The following article was forwarded by Forrest Fenn. Great story... Thanks, Forrest.

Old aviators and old airplanes never die... they just fly off into eternity(author unknown).
This is a good story about the vivid memory of a P-51 and its pilot by a fellow when he was 12 years old in Canada in 1967.
It was noon on a Sunday as I recall, the day a Mustang P-51 was to take to the air. They said it had flown in during the night from some US airport, the pilot had been tired so landed here for the night.
I marveled at the size of the plane dwarfing the Pipers and Canucks  tied down by her. It was much larger than in the movies. She glistened in the sun like a bulwark of security from days gone by.
The pilot arrived by cab, paid the driver, then stepped into the  flight lounge. He was an older man, his wavy hair was gray and tossed . . . looked like it  might have been combed,  . . . . . say, around the turn of the century. His flight jacket was checked, creased, and  worn - it smelled old and genuine. Old Glory was prominently sewn to  its shoulders. He projected a quiet air of proficiency and pride devoid of arrogance. He filed a quick flight plan to Montreal (Expo-67, Air Show) 
then walked across the  tarmac.
After taking several minutes to perform his walk-around check the  pilot returned to the flight lounge to ask if anyone would be available to stand by with fire extinguishers while he "flashed the old bird up . . . just to be safe." Though only 12 at the time I was allowed to stand by with an extinguisher after brief instruction on  its use -- "If you see a fire, point, then pull this lever!" I later became a firefighter, but that's another story.
The air around the exhaust manifolds shimmered like a mirror from  fuel fumes as the huge prop started to rotate. One manifold, then another, and yet another  barked -- I stepped back with the others. In moments the Packard-built V-12 Merlin engine came to life with a  thunderous roar, blue flames knifed from her manifolds. I looked at  the others' faces, there was no concern. I lowered the bell of my extinguisher. One of the guys signaled to walk back to the lounge. We did.
Several minutes later we could hear the pilot doing his pre flight  run-up. He'd taxied to the end of runway 19, out of sight.
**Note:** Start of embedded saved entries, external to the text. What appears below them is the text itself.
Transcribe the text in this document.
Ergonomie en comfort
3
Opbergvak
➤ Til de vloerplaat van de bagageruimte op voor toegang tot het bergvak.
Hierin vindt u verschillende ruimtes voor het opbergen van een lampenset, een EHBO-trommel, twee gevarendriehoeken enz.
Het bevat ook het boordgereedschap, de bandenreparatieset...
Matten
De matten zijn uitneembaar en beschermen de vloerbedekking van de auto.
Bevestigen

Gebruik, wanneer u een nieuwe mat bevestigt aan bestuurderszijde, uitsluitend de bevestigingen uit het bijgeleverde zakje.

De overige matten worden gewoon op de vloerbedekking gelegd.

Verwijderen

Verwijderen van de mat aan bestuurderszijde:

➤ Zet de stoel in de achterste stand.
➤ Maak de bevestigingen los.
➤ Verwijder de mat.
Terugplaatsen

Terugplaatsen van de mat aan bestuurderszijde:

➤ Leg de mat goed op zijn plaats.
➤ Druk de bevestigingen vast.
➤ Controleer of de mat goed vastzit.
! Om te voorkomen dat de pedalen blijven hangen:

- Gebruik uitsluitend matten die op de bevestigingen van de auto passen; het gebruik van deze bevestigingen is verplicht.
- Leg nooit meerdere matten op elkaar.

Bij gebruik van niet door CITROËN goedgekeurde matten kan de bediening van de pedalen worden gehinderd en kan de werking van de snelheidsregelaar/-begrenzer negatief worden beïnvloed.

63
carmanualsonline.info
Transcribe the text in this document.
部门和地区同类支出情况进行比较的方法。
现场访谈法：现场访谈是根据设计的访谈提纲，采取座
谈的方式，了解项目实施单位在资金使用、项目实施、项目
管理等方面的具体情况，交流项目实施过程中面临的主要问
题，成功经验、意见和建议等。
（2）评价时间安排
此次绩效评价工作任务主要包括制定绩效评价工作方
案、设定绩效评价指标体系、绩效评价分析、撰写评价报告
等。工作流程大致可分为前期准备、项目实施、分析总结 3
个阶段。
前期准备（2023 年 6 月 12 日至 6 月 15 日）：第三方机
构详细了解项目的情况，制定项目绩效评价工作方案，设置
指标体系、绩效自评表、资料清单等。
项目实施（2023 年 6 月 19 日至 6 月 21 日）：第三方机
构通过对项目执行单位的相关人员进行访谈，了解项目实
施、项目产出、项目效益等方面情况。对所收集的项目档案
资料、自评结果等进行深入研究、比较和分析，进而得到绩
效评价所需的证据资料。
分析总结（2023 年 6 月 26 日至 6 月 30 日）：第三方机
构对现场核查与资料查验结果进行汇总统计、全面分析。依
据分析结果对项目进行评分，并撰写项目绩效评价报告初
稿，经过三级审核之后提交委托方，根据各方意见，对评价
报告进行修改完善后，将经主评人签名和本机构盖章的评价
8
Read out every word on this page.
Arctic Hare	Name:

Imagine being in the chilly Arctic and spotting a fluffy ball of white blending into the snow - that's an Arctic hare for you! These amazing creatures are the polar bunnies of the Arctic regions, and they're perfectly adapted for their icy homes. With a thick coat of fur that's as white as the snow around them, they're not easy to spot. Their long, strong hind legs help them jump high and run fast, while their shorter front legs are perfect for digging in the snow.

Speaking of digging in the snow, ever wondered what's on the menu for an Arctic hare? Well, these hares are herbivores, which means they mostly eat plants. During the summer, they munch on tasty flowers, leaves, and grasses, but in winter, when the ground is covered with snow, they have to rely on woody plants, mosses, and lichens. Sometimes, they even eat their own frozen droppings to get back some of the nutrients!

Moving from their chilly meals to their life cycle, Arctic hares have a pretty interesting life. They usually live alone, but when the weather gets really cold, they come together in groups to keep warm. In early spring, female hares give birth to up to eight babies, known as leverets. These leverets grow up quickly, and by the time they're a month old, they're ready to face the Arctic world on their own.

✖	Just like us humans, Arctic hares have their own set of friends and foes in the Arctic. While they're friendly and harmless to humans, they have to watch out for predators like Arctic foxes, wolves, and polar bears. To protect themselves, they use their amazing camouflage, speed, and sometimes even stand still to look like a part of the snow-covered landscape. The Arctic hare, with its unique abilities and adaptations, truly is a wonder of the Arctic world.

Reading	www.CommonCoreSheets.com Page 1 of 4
All went quiet for several  seconds, we raced from the  lounge to the second story deck to see if we could catch a glimpse of  the old P-51 as she  started down the runway. We could not. There we stood, eyes fixed to  a spot half way down 19. Then a roar ripped across the field, much louder than before, like a furious hell  spawn set loose---something mighty this way was coming!
"Listen to that thing!" Said the controller. In seconds the Mustang  burst into our line of sight. Its tail was already off and it was moving faster than anything I'd ever seen by that point on 19. Two thirds the way down 19 the Mustang was airborne with her gear going  up. The prop tips were supersonic; we clasped our ears as the Mustang  climbed hellish fast into the circuit to be eaten up by the dog-day haze.
We stood for a few moments in stunned silence trying to digest what  we'd just seen. The  radio controller rushed by me to the radio. "Kingston tower calling Mustang?" He looked back to us as he waited for an acknowledgment. The radio crackled, "Go ahead Kingston."
"Roger Mustang. Kingston tower would like to advise the circuit is  clear for a low level  pass." I stood in shock because the controller had, more or less, just asked the pilot to return for an impromptu air show!
The controller looked at us. "What?" He asked. "I can't let that guy  go without asking . .  . . I couldn't forgive myself!" The radio crackled once again, "Kingston, do I have  permission for a low level pass, east to west, across the field?"
"Roger Mustang, the circuit is clear for an east to west pass." 
"Roger, Kingston, I'm coming out of 3000 feet, stand by." We rushed back onto the second-story deck, eyes now fixed toward the eastern  haze.
The sound was subtle at first, a high-pitched whine, a muffled  screech, a distant scream. Moments later the P-51 burst through the haze. Her valiant old airframe straining against positive Gs and gravity, wing tips spilling contrails of condensed  air, prop-tips again supersonic as the burnished bird blasted across the eastern margin of  the field shredding and tearing the air.
At about 400 mph and 150 yards from where we stood she passed with an old American pilot  saluting ...... imagine ....a salute to us Canadians! I felt like  laughing, I felt like  crying, she glistened, she screamed, the building shook, my heart  pounded . . . then the  old pilot pulled her up . . . . and rolled, and rolled, and rolled  out of sight into the  broken clouds .....and indelibly into my memory.
 I've never wanted to be an American more than on that day. It was a  time when many nations in the world looked to America as their big brother, a steady and even-handed beacon of security who navigated difficult political water with grace and style; not unlike the pilot who'd just flown into my memory. He was proud, not arrogant, humble, not a braggart,  old and honest, projecting an aura of America at its best. That  America will return one  day, I know it will.
Until that time, I'll just send off a story; call it a reciprocal  salute, to the old  American pilot who wove a memory for a young Canadian that's stayed a  lifetime!